Antes de adentrarmos na discussão acerca das duas teorias da desconsideração da personalidade jurídica, faz-se necessária uma análise sobre o surgimento e importância dessas teorias. Conforme leciona Coelho (2016, p. 251) os integrantes da pessoa jurídica são sujeitos distintos, autônomos e inconfundíveis. Existe uma autonomia da pessoa jurídica em relação a seus sujeitos (sócios e administradores, por exemplo), na qual os seus componentes somente serão responsabilizados por débitos dentro dos limites do capital social, ficando a salvo seus patrimônios individuais (TARTUCE; Flávio, 2020, p. 159).
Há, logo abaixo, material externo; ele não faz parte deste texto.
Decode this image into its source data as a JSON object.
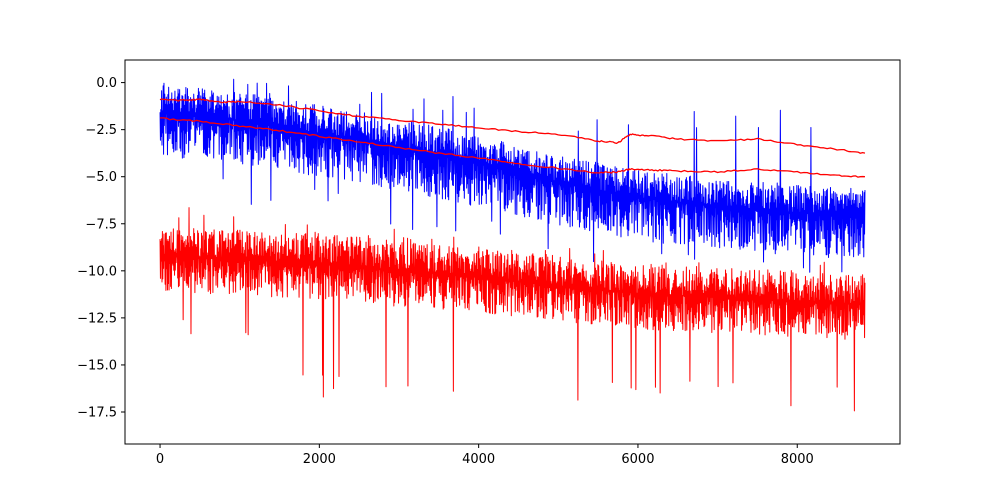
{
  "chart_data": {
    "type": "line",
    "title": "",
    "xlabel": "",
    "ylabel": "",
    "xlim": [
      -440,
      9290
    ],
    "ylim": [
      -19.2,
      1.2
    ],
    "xticks": [
      {
        "value": 0,
        "label": "0"
      },
      {
        "value": 2000,
        "label": "2000"
      },
      {
        "value": 4000,
        "label": "4000"
      },
      {
        "value": 6000,
        "label": "6000"
      },
      {
        "value": 8000,
        "label": "8000"
      }
    ],
    "yticks": [
      {
        "value": 0.0,
        "label": "0.0"
      },
      {
        "value": -2.5,
        "label": "−2.5"
      },
      {
        "value": -5.0,
        "label": "−5.0"
      },
      {
        "value": -7.5,
        "label": "−7.5"
      },
      {
        "value": -10.0,
        "label": "−10.0"
      },
      {
        "value": -12.5,
        "label": "−12.5"
      },
      {
        "value": -15.0,
        "label": "−15.0"
      },
      {
        "value": -17.5,
        "label": "−17.5"
      }
    ],
    "grid": false,
    "legend": "none",
    "x_range": [
      0,
      8850
    ],
    "series": [
      {
        "color": "#0000ff",
        "style": "noisy-band",
        "trend": {
          "x": [
            0,
            1000,
            2000,
            3000,
            4000,
            5000,
            6000,
            7000,
            8000,
            8850
          ],
          "y": [
            -1.6,
            -2.0,
            -2.7,
            -3.4,
            -4.3,
            -5.3,
            -6.1,
            -6.6,
            -6.9,
            -7.1
          ]
        },
        "band_up": 1.5,
        "band_down": 2.3,
        "peak_max": [
          0.3,
          0.2,
          -0.2,
          -0.6,
          -0.7,
          -1.5,
          -1.0,
          -1.1,
          -1.0,
          -4.0
        ],
        "dip_min": [
          -4.5,
          -6.9,
          -6.5,
          -8.0,
          -8.2,
          -9.5,
          -10.0,
          -9.8,
          -10.3,
          -10.7
        ]
      },
      {
        "color": "#ff0000",
        "style": "noisy-band",
        "trend": {
          "x": [
            0,
            1000,
            2000,
            3000,
            4000,
            5000,
            6000,
            7000,
            8000,
            8850
          ],
          "y": [
            -9.2,
            -9.4,
            -9.6,
            -10.0,
            -10.3,
            -10.8,
            -11.2,
            -11.4,
            -11.6,
            -11.8
          ]
        },
        "band_up": 1.6,
        "band_down": 1.9,
        "peak_max": [
          -6.4,
          -6.6,
          -7.6,
          -7.7,
          -8.1,
          -8.3,
          -9.2,
          -9.0,
          -9.1,
          -9.6
        ],
        "dip_min": [
          -13.0,
          -14.0,
          -16.9,
          -18.0,
          -17.5,
          -17.8,
          -17.0,
          -17.2,
          -18.2,
          -18.0
        ]
      },
      {
        "color": "#ff0000",
        "style": "line",
        "x": [
          0,
          250,
          500,
          750,
          1000,
          1500,
          2000,
          2500,
          3000,
          3500,
          4000,
          4500,
          5000,
          5500,
          5750,
          5900,
          6100,
          6500,
          7000,
          7500,
          8000,
          8500,
          8850
        ],
        "y": [
          -0.9,
          -0.95,
          -0.9,
          -1.05,
          -1.0,
          -1.2,
          -1.5,
          -1.8,
          -2.0,
          -2.2,
          -2.4,
          -2.6,
          -2.75,
          -3.1,
          -3.2,
          -2.75,
          -2.8,
          -3.0,
          -3.1,
          -3.0,
          -3.3,
          -3.55,
          -3.75
        ]
      },
      {
        "color": "#ff0000",
        "style": "line",
        "x": [
          0,
          500,
          1000,
          1500,
          2000,
          2500,
          3000,
          3500,
          4000,
          4500,
          5000,
          5500,
          5750,
          5900,
          6200,
          6500,
          7000,
          7500,
          8000,
          8500,
          8850
        ],
        "y": [
          -1.9,
          -2.05,
          -2.3,
          -2.55,
          -2.85,
          -3.15,
          -3.45,
          -3.75,
          -4.0,
          -4.3,
          -4.55,
          -4.8,
          -4.75,
          -4.6,
          -4.65,
          -4.7,
          -4.75,
          -4.6,
          -4.75,
          -4.95,
          -5.0
        ]
      }
    ]
  }
}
Dada essa característica supramencionada, a pessoa jurídica pode, por vezes, servir de instrumento para fraudes e abusos, ocorrendo uma deturpação nas finalidades da pessoa jurídica (BRAGA NETTO; Felipe Peixoto, 2015, p. 273). Em face desse cenário que surge a teoria da desconsideração da personalidade jurídica, a fim de evitar a manipulação fraudulenta da autonomia patrimonial das pessoas jurídicas (COELHO; Fábio Ulhoa, 2016, p. 252).
Com base no que preceitua nosso Código Civil, em seu art. 50, a desconsideração da personalidade jurídica serve para alcançar pessoas e seus respectivos patrimônios, e se justifica quando necessária para assegurar o ressarcimento de terceiros que foram lesados pela má-fé dos que se escondem dentro de uma pessoa jurídica para fins ilícitos e/ou abusivos (BRASIL, 2002).
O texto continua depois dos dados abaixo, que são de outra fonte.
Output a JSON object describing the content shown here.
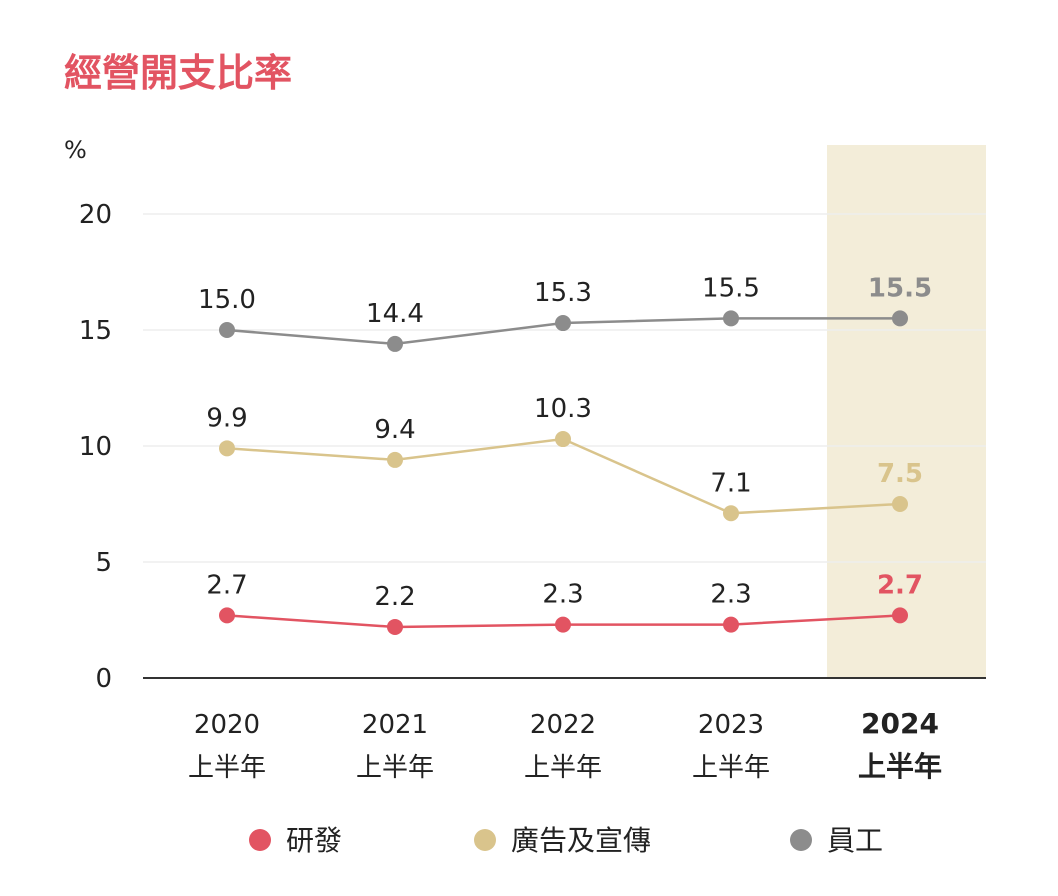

É válido mencionar, ainda, que a desconsideração apenas suspende a eficácia episódica dos atos constitutivos da pessoa jurídica, de modo que o princípio da autonomia patrimonial continua válido; isto é, não há uma invalidação, desconstituição ou comprometimento da eficácia geral dos atos da pessoa jurídica (COELHO; Fábio Ulhoa, 2016, p. 252).
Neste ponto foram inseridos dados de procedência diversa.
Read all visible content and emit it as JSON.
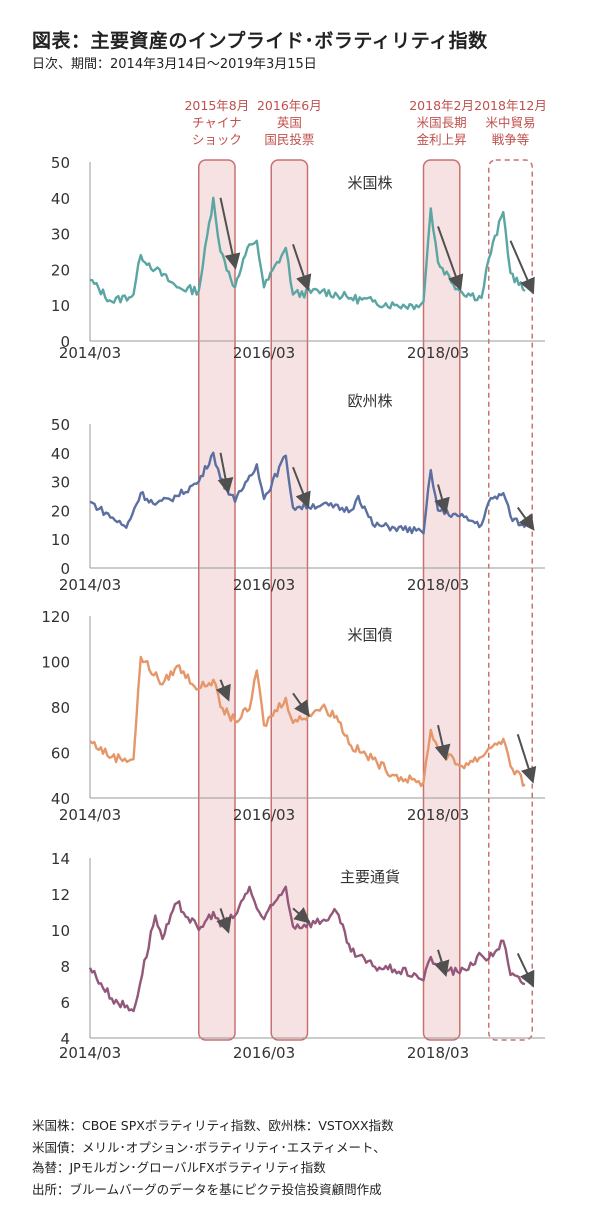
{
  "title": "図表：主要資産のインプライド･ボラティリティ指数",
  "subtitle": "日次、期間：2014年3月14日～2019年3月15日",
  "colors": {
    "band_fill": "#f6e2e2",
    "band_stroke": "#c97070",
    "event_text": "#c0504d",
    "arrow": "#505050",
    "axis": "#9a9a9a"
  },
  "events": [
    {
      "label1": "2015年8月",
      "label2": "チャイナ",
      "label3": "ショック",
      "start": "2015-06",
      "end": "2015-11",
      "style": "solid"
    },
    {
      "label1": "2016年6月",
      "label2": "英国",
      "label3": "国民投票",
      "start": "2016-04",
      "end": "2016-09",
      "style": "solid"
    },
    {
      "label1": "2018年2月",
      "label2": "米国長期",
      "label3": "金利上昇",
      "start": "2018-01",
      "end": "2018-06",
      "style": "solid"
    },
    {
      "label1": "2018年12月",
      "label2": "米中貿易",
      "label3": "戦争等",
      "start": "2018-10",
      "end": "2019-04",
      "style": "dashed"
    }
  ],
  "chart_data": [
    {
      "type": "line",
      "title": "米国株",
      "color": "#5ba6a3",
      "ylim": [
        0,
        50
      ],
      "yticks": [
        "0",
        "10",
        "20",
        "30",
        "40",
        "50"
      ],
      "xticks": [
        "2014/03",
        "2016/03",
        "2018/03"
      ],
      "x": [
        "2014-03",
        "2014-06",
        "2014-09",
        "2014-10",
        "2014-12",
        "2015-03",
        "2015-06",
        "2015-08",
        "2015-09",
        "2015-11",
        "2016-01",
        "2016-02",
        "2016-03",
        "2016-06",
        "2016-07",
        "2016-11",
        "2017-03",
        "2017-06",
        "2017-09",
        "2017-12",
        "2018-01",
        "2018-02",
        "2018-03",
        "2018-06",
        "2018-09",
        "2018-10",
        "2018-12",
        "2019-01",
        "2019-03"
      ],
      "values": [
        17,
        11,
        13,
        24,
        20,
        15,
        14,
        40,
        25,
        15,
        27,
        28,
        15,
        26,
        13,
        14,
        12,
        11,
        10,
        10,
        11,
        37,
        22,
        14,
        12,
        23,
        36,
        19,
        14
      ]
    },
    {
      "type": "line",
      "title": "欧州株",
      "color": "#5b6fa0",
      "ylim": [
        0,
        50
      ],
      "yticks": [
        "0",
        "10",
        "20",
        "30",
        "40",
        "50"
      ],
      "xticks": [
        "2014/03",
        "2016/03",
        "2018/03"
      ],
      "x": [
        "2014-03",
        "2014-08",
        "2014-10",
        "2014-12",
        "2015-03",
        "2015-06",
        "2015-08",
        "2015-09",
        "2015-11",
        "2016-01",
        "2016-02",
        "2016-03",
        "2016-06",
        "2016-07",
        "2016-11",
        "2017-03",
        "2017-04",
        "2017-06",
        "2017-09",
        "2017-12",
        "2018-01",
        "2018-02",
        "2018-03",
        "2018-06",
        "2018-09",
        "2018-10",
        "2018-12",
        "2019-01",
        "2019-03"
      ],
      "values": [
        23,
        14,
        26,
        22,
        25,
        30,
        40,
        31,
        23,
        32,
        36,
        24,
        39,
        21,
        22,
        20,
        25,
        15,
        14,
        13,
        12,
        34,
        20,
        18,
        15,
        23,
        26,
        18,
        14
      ]
    },
    {
      "type": "line",
      "title": "米国債",
      "color": "#e5976a",
      "ylim": [
        40,
        120
      ],
      "yticks": [
        "40",
        "60",
        "80",
        "100",
        "120"
      ],
      "xticks": [
        "2014/03",
        "2016/03",
        "2018/03"
      ],
      "x": [
        "2014-03",
        "2014-06",
        "2014-09",
        "2014-10",
        "2015-01",
        "2015-03",
        "2015-06",
        "2015-08",
        "2015-09",
        "2015-11",
        "2016-01",
        "2016-02",
        "2016-03",
        "2016-06",
        "2016-07",
        "2016-11",
        "2017-01",
        "2017-03",
        "2017-06",
        "2017-09",
        "2017-12",
        "2018-01",
        "2018-02",
        "2018-03",
        "2018-06",
        "2018-09",
        "2018-10",
        "2018-12",
        "2019-01",
        "2019-03"
      ],
      "values": [
        65,
        58,
        57,
        102,
        90,
        98,
        88,
        92,
        80,
        74,
        79,
        96,
        72,
        84,
        73,
        80,
        76,
        63,
        57,
        50,
        47,
        47,
        70,
        62,
        54,
        58,
        62,
        66,
        54,
        46
      ]
    },
    {
      "type": "line",
      "title": "主要通貨",
      "color": "#93577a",
      "ylim": [
        4,
        14
      ],
      "yticks": [
        "4",
        "6",
        "8",
        "10",
        "12",
        "14"
      ],
      "xticks": [
        "2014/03",
        "2016/03",
        "2018/03"
      ],
      "x": [
        "2014-03",
        "2014-06",
        "2014-09",
        "2014-12",
        "2015-01",
        "2015-03",
        "2015-06",
        "2015-08",
        "2015-09",
        "2015-11",
        "2016-01",
        "2016-02",
        "2016-03",
        "2016-06",
        "2016-07",
        "2016-11",
        "2017-01",
        "2017-03",
        "2017-06",
        "2017-09",
        "2017-12",
        "2018-01",
        "2018-02",
        "2018-03",
        "2018-06",
        "2018-09",
        "2018-10",
        "2018-12",
        "2019-01",
        "2019-03"
      ],
      "values": [
        7.9,
        6.2,
        5.5,
        10.8,
        9.5,
        11.5,
        10.0,
        11.0,
        10.2,
        10.8,
        12.4,
        11.2,
        10.6,
        12.4,
        10.2,
        10.5,
        11.0,
        8.8,
        8.0,
        7.8,
        7.5,
        7.2,
        8.5,
        8.0,
        7.6,
        8.6,
        8.4,
        9.4,
        7.5,
        7.0
      ]
    }
  ],
  "notes": [
    "米国株：CBOE SPXボラティリティ指数、欧州株：VSTOXX指数",
    "米国債：メリル･オプション･ボラティリティ･エスティメート、",
    "為替：JPモルガン･グローバルFXボラティリティ指数",
    "出所：ブルームバーグのデータを基にピクテ投信投資顧問作成"
  ]
}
De acordo com Braga Netto (2015, p. 274) a desconsideração poderá ser requerida pelo Ministério Público e pela parte interessada, sem que haja qualquer menção na legislação ou na jurisprudência acerca da possibilidade de o juiz agir de ofício.
A Teoria da desconsideração da personalidade jurídica subdivide-se em duas: as chamadas Teoria Maior e Teoria Menor. No que se refere à Teoria Maior, são considerados os seguintes critérios para a sua adoção: o desvio da finalidade e a confusão patrimonial (TARTUCE; Flávio, 2020, p. 162). Aquele refere-se à Teoria Maior Subjetiva, no qual é necessário que se prove o uso abusivo ou fraudulento da personalidade jurídica, o que caracteriza um desvio de funcionalidade; e este, diz respeito à Teoria Maior Objetiva, na qual inexiste uma separação de patrimônio da pessoa jurídica e da pessoa física. (BRAGA NETTO; Felipe Peixoto, 2015, p. 275).
A Teoria Menor, por sua vez, não exige a prova de fraude ou de prática abusiva, muito menos requer a prova de confusão patrimonial entre os bens da pessoa jurídica e física, basta apenas uma mera prova de insolvência da pessoa jurídica para o pagamento de suas obrigações (BRAGA NETTO; Felipe Peixoto, 2015, p. 276). Tal teoria foi adotada pela Lei de Crimes Ambientais (Lei 9.605/1998) e pelo Código de Defesa do Consumidor (Lei 8.078/1990) (TARTUCE; Flávio, 2020, p.164).
Referências:
BRAGA NETTO, Felipe Peixoto. Manual de direito do consumidor: à luz da jurisprudência do STJ. Editora Juspodivm. 10. ed. Salvador, 2015.
BRASIL. Lei nº 10.406, de 10 de janeiro de 2002. Institui o Código Civil. Diário Oficial da União. Disponível em: < http://www.planalto.gov.br/ccivil_03/leis/2002/L10406compilada.htm>. Acesso em: 23 nov. 2020.
COELHO, Fábio Ulhoa. Curso de direito civil: parte geral. Editora Revista dos Tribunais. v. 1. São Paulo, 2016.
TARTUCE, Flávio. Manual de direito civil: volume único. Editora Método. 10. ed. São Paulo, 2020.